Firewood aplenty to see us through to spring.
This means there’s no longer a frantic rush, no looming threat of an impending freezing doom to keep me working — sawing, splitting, stacking — regardless of rain or snow, ice or cold.
I can work when I want … or not, as the spirit moves, unmotivated by seasonal fickleness.
Not only is that wonderfully fulfilling, but it frees and puts you in a secure place that allows for an additional bonus of work-without-pressure days you can actually enjoy.
Labor becomes pleasure.
For me, working in my woodpile is no small act of therapy — especially in these trying times. I find solace and settling; a perspective I can live with, even if it’s often more by acceptance than agreement or even understanding.

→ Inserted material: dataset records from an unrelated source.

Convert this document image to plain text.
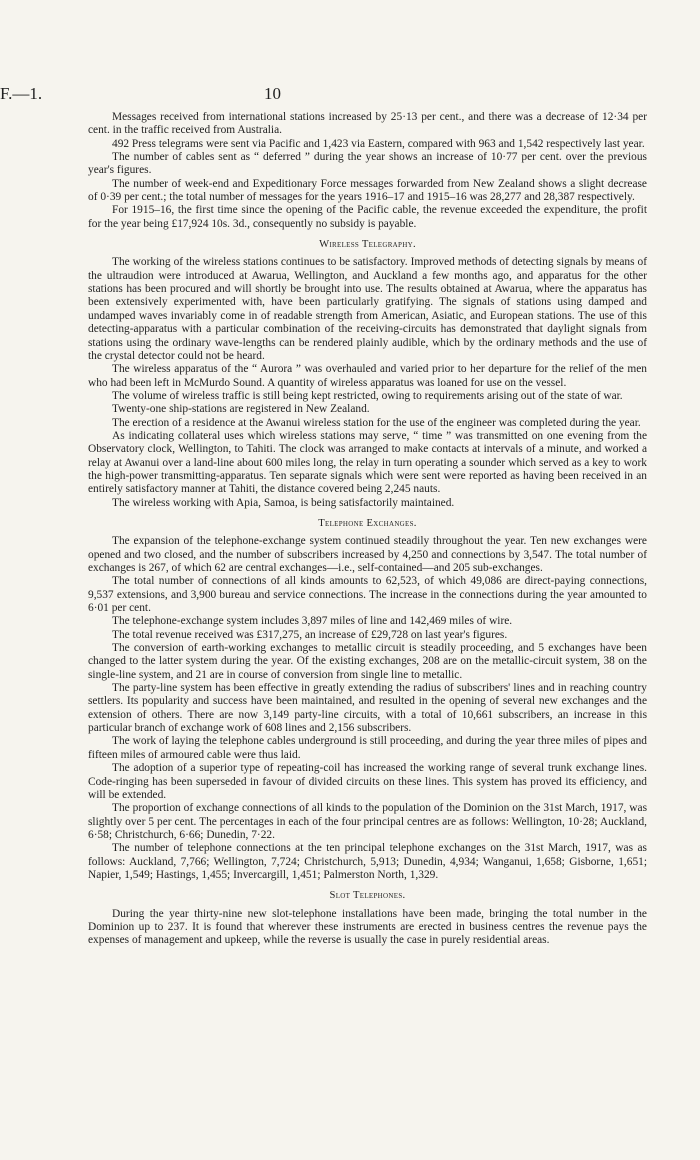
F.—1.	10

Messages received from international stations increased by 25·13 per cent., and there was a decrease of 12·34 per cent. in the traffic received from Australia.

492 Press telegrams were sent via Pacific and 1,423 via Eastern, compared with 963 and 1,542 respectively last year.

The number of cables sent as “ deferred ” during the year shows an increase of 10·77 per cent. over the previous year's figures.

The number of week-end and Expeditionary Force messages forwarded from New Zealand shows a slight decrease of 0·39 per cent.; the total number of messages for the years 1916–17 and 1915–16 was 28,277 and 28,387 respectively.

For 1915–16, the first time since the opening of the Pacific cable, the revenue exceeded the expenditure, the profit for the year being £17,924 10s. 3d., consequently no subsidy is payable.

Wireless Telegraphy.

The working of the wireless stations continues to be satisfactory. Improved methods of detecting signals by means of the ultraudion were introduced at Awarua, Wellington, and Auckland a few months ago, and apparatus for the other stations has been procured and will shortly be brought into use. The results obtained at Awarua, where the apparatus has been extensively experimented with, have been particularly gratifying. The signals of stations using damped and undamped waves invariably come in of readable strength from American, Asiatic, and European stations. The use of this detecting-apparatus with a particular combination of the receiving-circuits has demonstrated that daylight signals from stations using the ordinary wave-lengths can be rendered plainly audible, which by the ordinary methods and the use of the crystal detector could not be heard.

The wireless apparatus of the “ Aurora ” was overhauled and varied prior to her departure for the relief of the men who had been left in McMurdo Sound. A quantity of wireless apparatus was loaned for use on the vessel.

The volume of wireless traffic is still being kept restricted, owing to requirements arising out of the state of war.

Twenty-one ship-stations are registered in New Zealand.

The erection of a residence at the Awanui wireless station for the use of the engineer was completed during the year.

As indicating collateral uses which wireless stations may serve, “ time ” was transmitted on one evening from the Observatory clock, Wellington, to Tahiti. The clock was arranged to make contacts at intervals of a minute, and worked a relay at Awanui over a land-line about 600 miles long, the relay in turn operating a sounder which served as a key to work the high-power transmitting-apparatus. Ten separate signals which were sent were reported as having been received in an entirely satisfactory manner at Tahiti, the distance covered being 2,245 nauts.

The wireless working with Apia, Samoa, is being satisfactorily maintained.

Telephone Exchanges.

The expansion of the telephone-exchange system continued steadily throughout the year. Ten new exchanges were opened and two closed, and the number of subscribers increased by 4,250 and connections by 3,547. The total number of exchanges is 267, of which 62 are central exchanges—i.e., self-contained—and 205 sub-exchanges.

The total number of connections of all kinds amounts to 62,523, of which 49,086 are direct-paying connections, 9,537 extensions, and 3,900 bureau and service connections. The increase in the connections during the year amounted to 6·01 per cent.

The telephone-exchange system includes 3,897 miles of line and 142,469 miles of wire.

The total revenue received was £317,275, an increase of £29,728 on last year's figures.

The conversion of earth-working exchanges to metallic circuit is steadily proceeding, and 5 exchanges have been changed to the latter system during the year. Of the existing exchanges, 208 are on the metallic-circuit system, 38 on the single-line system, and 21 are in course of conversion from single line to metallic.

The party-line system has been effective in greatly extending the radius of subscribers' lines and in reaching country settlers. Its popularity and success have been maintained, and resulted in the opening of several new exchanges and the extension of others. There are now 3,149 party-line circuits, with a total of 10,661 subscribers, an increase in this particular branch of exchange work of 608 lines and 2,156 subscribers.

The work of laying the telephone cables underground is still proceeding, and during the year three miles of pipes and fifteen miles of armoured cable were thus laid.

The adoption of a superior type of repeating-coil has increased the working range of several trunk exchange lines. Code-ringing has been superseded in favour of divided circuits on these lines. This system has proved its efficiency, and will be extended.

The proportion of exchange connections of all kinds to the population of the Dominion on the 31st March, 1917, was slightly over 5 per cent. The percentages in each of the four principal centres are as follows: Wellington, 10·28; Auckland, 6·58; Christchurch, 6·66; Dunedin, 7·22.

The number of telephone connections at the ten principal telephone exchanges on the 31st March, 1917, was as follows: Auckland, 7,766; Wellington, 7,724; Christchurch, 5,913; Dunedin, 4,934; Wanganui, 1,658; Gisborne, 1,651; Napier, 1,549; Hastings, 1,455; Invercargill, 1,451; Palmerston North, 1,329.

Slot Telephones.

During the year thirty-nine new slot-telephone installations have been made, bringing the total number in the Dominion up to 237. It is found that wherever these instruments are erected in business centres the revenue pays the expenses of management and upkeep, while the reverse is usually the case in purely residential areas.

When I split a chunk of ash or walnut, I hold time and energy in my hand. A meaningful contribution to my future.
I also hold history.
A piece of oak or sycamore might have been a sapling when this country was founded. Who knows the storms it has weathered? But I appreciate that lifespan and will burn it with remembrance and due respect.
Just up the road, my woodpile view is of white and yellow patches covering large portions of a neighbor’s yard. Snowdrops and winter aconites. I look up every so often from my work and see them there — the year’s first blooms; reassuring seasonal harbingers.
I also take regular pauses to enjoy the drumming of a certain downy woodpecker who regularly quick-hammers staccato beats from a nearby maple snag. The dapper little bird whacks out announcements like bursts of machine-gun fire. Fast, ringing snaps that carry a long ways.
There’s much discussion and disagreement among bird experts as to just what message is being delivered by a drumming woodpecker — or even if there is a message. Similar to songs, drumming seems to be a learned behavior, both functionally and neurologically. But is it generally territorial, or a species-specific “come hither” call to co-mingle and procreate?
What amazes me is how these birds always manage to find trees and limbs — or sometimes poles, posts, or parts of a building — that produce the same ringing tone. A downy woodpecker here, on the road side of the river, and another a hundred yards away across the channel in the island’s woods, broadcast almost identical percussive sounds.
The same goes for the slightly larger hairy woodpecker, whose drumming tone is pretty similar, though rhythmically different.
Red-bellied and pileated woodpeckers don’t seem to be quite so concerned with their hammered tones. Not that the drumming of the two species sounds anything alike; there’s no difficulty distinguishing between patterns of the different birds or who’s doing which. But their produced sounds have a range of tonal variations. Maybe a perfectly-tuned instrument is just hard to find.
I’m also now hearing a change and uptick in the cardinals.
No longer content with their usual single-note chirrups — sharp punctuations, an almost metallic “chink” which you hear as they go about their daily business of selecting sunflower seeds from the feeder — males have recently begun singing their song: “What cheer—cheer—cheer!”
A familiar, full-fledged melody, lively, joyous—a song almost unheard since early autumn of last year when the usually boisterous redbirds fell strangely silent, retiring into the underbrush for their post-breeding molt. Afterward, though again resplendent in new scarlet cloaks, the cardinals weren’t given to their usual bursts of song. Now they’ve again found their voice.
The singing starts early, well before the first hint of dawn. Its announcement is twofold.
First: “This is my property; trespassers will not be tolerated!” A territorial proclamation. The avian equivalent of an audible fence.
Second: “I’m single, available, and looking for a meaningful relationship!” The eternal statement of procreation.
Verve and volume have returned, drumming and songs ring out. Blooms appear. Sure signals that somewhere beyond February’s indecision, the seasons are moving, while the earth remains on course … spinning, tilting, following its eternally prescribed elliptical pathway around the sun.
Working in my woodpile bolsters my faith in nature — even as my faith in mankind falters and fades.